Homenagem a Euclides da
Cunha, autor de “Os Sertões”,
no ano do centenário de seu silêncio.
Como já escrevi sobre Canudos numa visão moderna, analisando o livro de
Vargas Llosa (*), e Canudos visto de longe, comentando a obra de Sándor
Márai (**), explica-se o título deste trabalho: abordo aqui o livro de
Frederico Pernambucano de Mello intitulado “Que foi a guerra total de
Canudos” (Stahli Editora – Recife/Zurich – 1997), um dos mais corajosos e
completos ensaios a respeito do movimento messiânico liderado por Antônio
Vicente Mendes Maciel (1830/1897), o Bom Jesus Conselheiro, existente na
vasta bibliografia sobre esse tema da maior complexidade e por isso quase
sempre abordado de forma incompleta. O livro, de excelente feição gráfica,
enriquecido por fotografias autênticas, reproduzidas das originais, e
mapas ilustrativos, padece os efeitos de uma distribuição deficiente, o
que é lamentável, e só obtive um exemplar em visita à livraria da Fundação
Joaquim Nabuco, no Recife. Talvez esse fato tenha contribuído para que não
surgissem na imprensa abordagens na quantidade merecida pela obra.
NOVOS ASPECTOS
O livro repisa os
fatos históricos já conhecidos do episódio com rara segurança, mas também
“revela aspectos novos, difíceis de obter nesta altura do tempo”, como
afirma, com razão, a Editora. Para tanto, o autor não apenas percorreu a
imensa bibliografia sobre o assunto, como mergulhou num mar de documentos
e informações, além de visitar Canudos e seus arredores com freqüência
para bem observar detalhes e sentir ele próprio o clima local, examinando
o terreno, o rio Vaza-Barris e seu vale, a vegetação e tudo mais,
conversando com as pessoas, inquirindo e investigando. Daí, portanto, a
elaboração de um ensaio que focaliza Canudos de perto, refletindo no texto
os resultados positivos das pesquisas in loco. Para completar,
anote-se que o livro é bem escrito, em estilo elegante e de leitura
agradável.
UMA OBRA EM CINCO PARTES
Dividido em cinco
densas partes, o livro contém ainda um apêndice com informações a respeito
dos homens e das armas da Guerra, além da íntegra do “Relatório Monte
Marciano”, de 1895, fornecendo assim inúmeros detalhes importantes para o
leitor interessado. Registra uma bibliografia com mais de 150 títulos,
entre nacionais e estrangeiros, alguns deles muito raros, revelando o
empenho do autor em bem fundamentar suas exposições e conclusões. Registra
ainda uma dezena de depoimentos de personalidades que prestaram
informações, ao vivo, sobre os acontecimentos e aspectos com eles
relacionados. Essa amplitude de elementos informativos faz do livro, além
de seu próprio texto, uma fonte inigualável para outras pesquisas que ele,
porventura, possa inspirar.
O
LONGO TRAÇO
A primeira parte, -
“O longo traço ante bellum”, porventura a que exigiu mais
conhecimento geral sobre o país e uma visão crítica de nosso passado
histórico, procura descobrir as causas remotas que levariam àquela
Guerra tão insólita quanto cruenta, travada nos sertões inóspitos da
Bahia, e outros movimentos similares que pontilharam nossa história.

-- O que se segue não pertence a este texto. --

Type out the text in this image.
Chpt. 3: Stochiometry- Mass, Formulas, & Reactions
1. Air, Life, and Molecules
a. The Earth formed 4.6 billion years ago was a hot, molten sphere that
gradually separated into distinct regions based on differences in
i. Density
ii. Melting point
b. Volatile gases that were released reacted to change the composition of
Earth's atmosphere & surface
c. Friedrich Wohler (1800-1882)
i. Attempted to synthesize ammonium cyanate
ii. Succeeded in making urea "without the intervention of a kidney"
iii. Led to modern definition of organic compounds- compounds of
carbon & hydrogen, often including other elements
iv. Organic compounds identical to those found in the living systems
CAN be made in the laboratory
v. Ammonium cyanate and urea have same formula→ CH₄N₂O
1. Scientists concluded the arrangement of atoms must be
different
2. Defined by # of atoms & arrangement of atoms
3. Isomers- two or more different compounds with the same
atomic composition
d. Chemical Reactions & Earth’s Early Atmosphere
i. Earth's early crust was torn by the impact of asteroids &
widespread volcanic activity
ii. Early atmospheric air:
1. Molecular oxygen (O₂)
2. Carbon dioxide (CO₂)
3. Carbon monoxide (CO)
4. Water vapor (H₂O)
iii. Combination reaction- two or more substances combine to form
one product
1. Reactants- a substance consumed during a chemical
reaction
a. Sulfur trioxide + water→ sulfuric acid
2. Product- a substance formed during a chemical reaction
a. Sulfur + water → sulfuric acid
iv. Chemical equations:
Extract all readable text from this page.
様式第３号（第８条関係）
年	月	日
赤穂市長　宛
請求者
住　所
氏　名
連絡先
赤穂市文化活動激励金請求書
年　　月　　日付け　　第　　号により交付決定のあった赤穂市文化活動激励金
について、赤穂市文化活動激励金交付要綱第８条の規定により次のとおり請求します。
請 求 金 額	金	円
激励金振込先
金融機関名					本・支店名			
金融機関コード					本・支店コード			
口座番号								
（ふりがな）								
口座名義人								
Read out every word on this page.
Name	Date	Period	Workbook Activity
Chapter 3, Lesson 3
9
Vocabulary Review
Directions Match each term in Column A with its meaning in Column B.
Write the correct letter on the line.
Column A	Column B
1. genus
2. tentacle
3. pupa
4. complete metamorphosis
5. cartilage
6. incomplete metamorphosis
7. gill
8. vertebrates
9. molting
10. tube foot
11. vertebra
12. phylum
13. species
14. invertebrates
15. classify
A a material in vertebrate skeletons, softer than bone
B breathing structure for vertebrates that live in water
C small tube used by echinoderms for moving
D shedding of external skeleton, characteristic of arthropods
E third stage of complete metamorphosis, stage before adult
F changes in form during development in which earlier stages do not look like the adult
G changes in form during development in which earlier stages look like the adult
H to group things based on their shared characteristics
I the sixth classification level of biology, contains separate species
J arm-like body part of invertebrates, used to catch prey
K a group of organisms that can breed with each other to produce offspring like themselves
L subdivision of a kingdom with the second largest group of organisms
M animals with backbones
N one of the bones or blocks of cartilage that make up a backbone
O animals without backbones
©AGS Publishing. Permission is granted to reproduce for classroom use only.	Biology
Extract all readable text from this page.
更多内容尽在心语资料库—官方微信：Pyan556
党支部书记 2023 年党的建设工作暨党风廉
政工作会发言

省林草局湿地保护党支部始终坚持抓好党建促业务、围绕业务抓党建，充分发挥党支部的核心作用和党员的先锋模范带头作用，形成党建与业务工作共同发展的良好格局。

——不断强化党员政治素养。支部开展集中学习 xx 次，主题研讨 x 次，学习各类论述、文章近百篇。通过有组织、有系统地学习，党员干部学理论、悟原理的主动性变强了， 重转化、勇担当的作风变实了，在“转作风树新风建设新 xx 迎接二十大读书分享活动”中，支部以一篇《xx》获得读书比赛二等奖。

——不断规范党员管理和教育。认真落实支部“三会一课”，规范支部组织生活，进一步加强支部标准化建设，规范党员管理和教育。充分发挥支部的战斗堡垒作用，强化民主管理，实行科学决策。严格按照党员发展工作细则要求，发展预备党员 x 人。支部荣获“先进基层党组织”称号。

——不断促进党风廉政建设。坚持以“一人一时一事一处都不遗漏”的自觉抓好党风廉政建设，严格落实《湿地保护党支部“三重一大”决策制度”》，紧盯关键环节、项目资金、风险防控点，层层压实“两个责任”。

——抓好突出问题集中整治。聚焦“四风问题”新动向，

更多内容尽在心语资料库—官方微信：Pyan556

Acentua o autor o desafio posto diante do colonizador, obrigado a vencer
os mais ásperos obstáculos, como “vastidões estranhas a olhos e pés
europeus, com o pensamento refugiado na idéia de um regresso tão breve
quanto lhe permitisse a formação, a qualquer custo, de cabedal que
o sustentasse pelo resto da vida na terra de origem, reintegrado
finalmente à família. Tudo valia para fazer fortuna onde se estava
apenas de passagem... Em qualquer caso, o sentido do provisório
operava o efeito de truncar possíveis impulsos na direção do
estabelecimento de relações de afeto com a terra...” (Pág. 32 –
Grifos nossos).
Impossível descrever
melhor o sentido que presidiu às relações colonizador/colônia, no primeiro
ciclo econômico do país – o do pau-brasil. Essa forma de agir, como é
natural, lançou raízes, instalando uma forma de exploração predatória,
desumana e cruel, quer em relação às pessoas, aos índios e à natureza.
Partindo daí, mostra ele como a cultura livresca e superficial de nossas
elites, aliada ao desinteresse pelo que ocorria nos sertões e a influência
jesuítica geram o clima de religiosidade exacerbada, promissor ao
surgimento dos beatos de todos os tipos, entre eles o Conselheiro.
Figuras que se gestaram num ambiente de abandono, violência, injustiça e
religião mal amanhada, avultando aí os “corpos de penitentes.” (***) “No
seio dessas confrarias – escreve o ensaísta – cultivavam-se exotismos como
a autoflagelação institucionalizada e um despojamento que abolia a higiene
corporal, levando o crente a se entregar à imundície mais repulsiva” (Pág.
52).
A inflação
atormentando o povo, as terríveis secas periódicas, as explorações
políticas, o banditismo, as revoltas - eis o cadinho, descrito em minúcias
e largo fundamento pelo autor, para a entrada em cena de figuras
carismáticas e de intenso apelo popular como o Padre Cícero Romão Batista,
o Beato José Lourenço e outros beatos menores, pregadores e
intérpretes dos livros sacros dos mais exóticos feitios. Assim também,
creio que, de cangaceiros como Lampião e tantos outros, exercitando uma
guerra de guerrilhas “entre nós apelidada, desde os primórdios da
colonização, de “guerra brasílica”, “guerra volante” ou “guerra do mato”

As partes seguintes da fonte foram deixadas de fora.